Looking for help to optimize a SQL query in ORACLE. What this does is
Take two polygon layers, overlay/intersect them, and where they intersect, summarize the attributes of the overlay to a aggregate list if the area of intersection is more than 15% of the source poly.
SELECT
hashid,
--this is an aggregate function that sorts and groups overlayed floodzones by parcel
LISTAGG (TO_CHAR (fld_zone), '','') WITHIN GROUP (ORDER BY fld_zone) FLOODZONE
FROM MCGIS.FEMA_2014_FLOOD_ZONES e, parcel.parcels_mv p
WHERE
--get matching polygons
st_intersects (p.shape, e.shape) = 1
AND
--use polygon if more than 15% overlay
(st_area (st_intersection (p.shape, e.shape))) / st_area (p.shape) >.15
--summarize by hashid
GROUP BY hashid
It works perfectly, but takes like 3 hours. i have 30 of these to do every night. Anything i can do to speed it up? Both layers have spatial indexes, and there are attribute indexes on both HASHID and FLD_ZONE fields.
This produces results like
HASHID FLOODZONE
124345 AE,X
124346 X
124347 AE,B,X
instead of
HASHID FLOODZONE
124345 AE
124345 X
124346 X
124347 AE
124347 B
124347 X
My guess on the time would be related to the number of spatial functions that have to run to calculate what is needed.
How many FLOODZONE and PARCEL polys are we talking about?
As for the end result, what if you remove the "GROUP BY hashid" would it give you the output format that you are looking for?
Just as a comparison, have you created a Python script to do the same process and see how long that takes to run?
Thanks for the reply
Its a county. 230k parcels. 7832 floodzones.
The group by parcelid is necessary for LISTAGG to group the results
I have not done in python as I am unaware of an equivalent python capability
I helped develop a tool that did something like the FEMA Changes Since Last Firm (at a previous job) and it would take at least 45 min - 1 hour to run and we did not have that many parcels and/or the calculation of the 15% overlap.
Maybe someone has a trick up their sleeve.
Is there a reason that you have to run it every night?
Can you remove the unshaded X areas and only use the SFHA and X-shaded (0.2%)?
Take two polygon layers, overlay/intersect them, and where they intersect, summarize the attributes of the overlay to a aggregate list if the area of intersection is more than 15% of the source poly.
You have already laid out the overall geoprocessing steps, you just need to script them out. The most expensive step will be the intersection at the start, knowing how long it takes to Intersect—Help | ArcGIS Desktop the two layers will tell you whether it is worth pursuing scripting it out vs using SQL. So, how long does it take?

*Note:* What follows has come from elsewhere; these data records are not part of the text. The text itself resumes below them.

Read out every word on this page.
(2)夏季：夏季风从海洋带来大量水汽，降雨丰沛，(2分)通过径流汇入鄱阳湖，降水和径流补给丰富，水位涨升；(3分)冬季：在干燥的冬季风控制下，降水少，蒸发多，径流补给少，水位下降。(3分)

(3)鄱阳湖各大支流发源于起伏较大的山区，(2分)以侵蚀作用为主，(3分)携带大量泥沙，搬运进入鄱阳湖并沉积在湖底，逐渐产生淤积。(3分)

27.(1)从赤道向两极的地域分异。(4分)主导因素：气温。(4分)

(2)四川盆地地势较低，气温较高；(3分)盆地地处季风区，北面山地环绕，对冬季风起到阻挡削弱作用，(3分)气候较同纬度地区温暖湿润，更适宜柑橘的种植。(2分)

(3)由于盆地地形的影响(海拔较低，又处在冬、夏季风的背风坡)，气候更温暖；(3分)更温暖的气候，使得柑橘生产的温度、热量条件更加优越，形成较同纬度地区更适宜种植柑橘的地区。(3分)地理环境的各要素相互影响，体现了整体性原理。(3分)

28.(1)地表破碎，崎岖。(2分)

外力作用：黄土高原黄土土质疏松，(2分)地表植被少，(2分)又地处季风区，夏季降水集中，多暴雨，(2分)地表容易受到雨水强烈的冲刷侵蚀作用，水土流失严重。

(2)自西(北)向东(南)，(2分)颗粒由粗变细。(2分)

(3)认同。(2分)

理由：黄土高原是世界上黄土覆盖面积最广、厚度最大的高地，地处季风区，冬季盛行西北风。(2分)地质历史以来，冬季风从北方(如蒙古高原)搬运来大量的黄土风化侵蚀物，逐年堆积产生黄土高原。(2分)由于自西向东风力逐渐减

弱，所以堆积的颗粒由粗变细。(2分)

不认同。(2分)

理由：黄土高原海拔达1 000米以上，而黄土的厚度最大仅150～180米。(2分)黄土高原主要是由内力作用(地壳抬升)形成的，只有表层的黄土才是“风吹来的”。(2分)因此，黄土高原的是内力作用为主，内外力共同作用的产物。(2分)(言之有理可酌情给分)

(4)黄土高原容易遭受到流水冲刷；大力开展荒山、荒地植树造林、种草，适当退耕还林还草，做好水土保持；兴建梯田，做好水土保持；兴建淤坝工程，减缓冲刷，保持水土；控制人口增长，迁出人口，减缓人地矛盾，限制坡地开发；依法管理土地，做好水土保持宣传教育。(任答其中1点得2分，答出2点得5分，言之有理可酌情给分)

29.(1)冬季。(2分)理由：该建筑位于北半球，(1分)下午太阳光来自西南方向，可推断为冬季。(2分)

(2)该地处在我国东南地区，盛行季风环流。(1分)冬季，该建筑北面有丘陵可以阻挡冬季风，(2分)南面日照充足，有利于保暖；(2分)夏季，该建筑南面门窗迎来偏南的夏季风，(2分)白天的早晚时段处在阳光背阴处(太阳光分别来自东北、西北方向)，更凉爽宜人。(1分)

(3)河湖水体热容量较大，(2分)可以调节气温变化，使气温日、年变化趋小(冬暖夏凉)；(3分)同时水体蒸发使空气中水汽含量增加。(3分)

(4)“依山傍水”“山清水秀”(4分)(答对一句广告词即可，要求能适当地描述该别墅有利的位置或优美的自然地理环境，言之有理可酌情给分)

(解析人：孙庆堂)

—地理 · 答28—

This is just one 30 overlays we need to do. Parcels update nightly from the PAO, so we are trying to update the overlays. Right now we do those once a month, but new parcels do not pick up the overlays until that runs, so we were trying to do it in sync with the parcel updates.
I thought that might be the case. That is a lot of processing to run.
What does the Oracle DB resources look like when the process is running?
Where is the process kicked off from?
Do you put the data into a new feature class?
I have tried to write as little as possible so its actually just a two column table, no shape.
ORACLE is pinned. Linux box is smokin'
Process currently kicked off from TOAD.
That could be part of the reason for the time it takes to complete. Especially if the Linux box is smokin'
Any way to get more resources to that box or move the data to another box that has more resources available, long shot I know?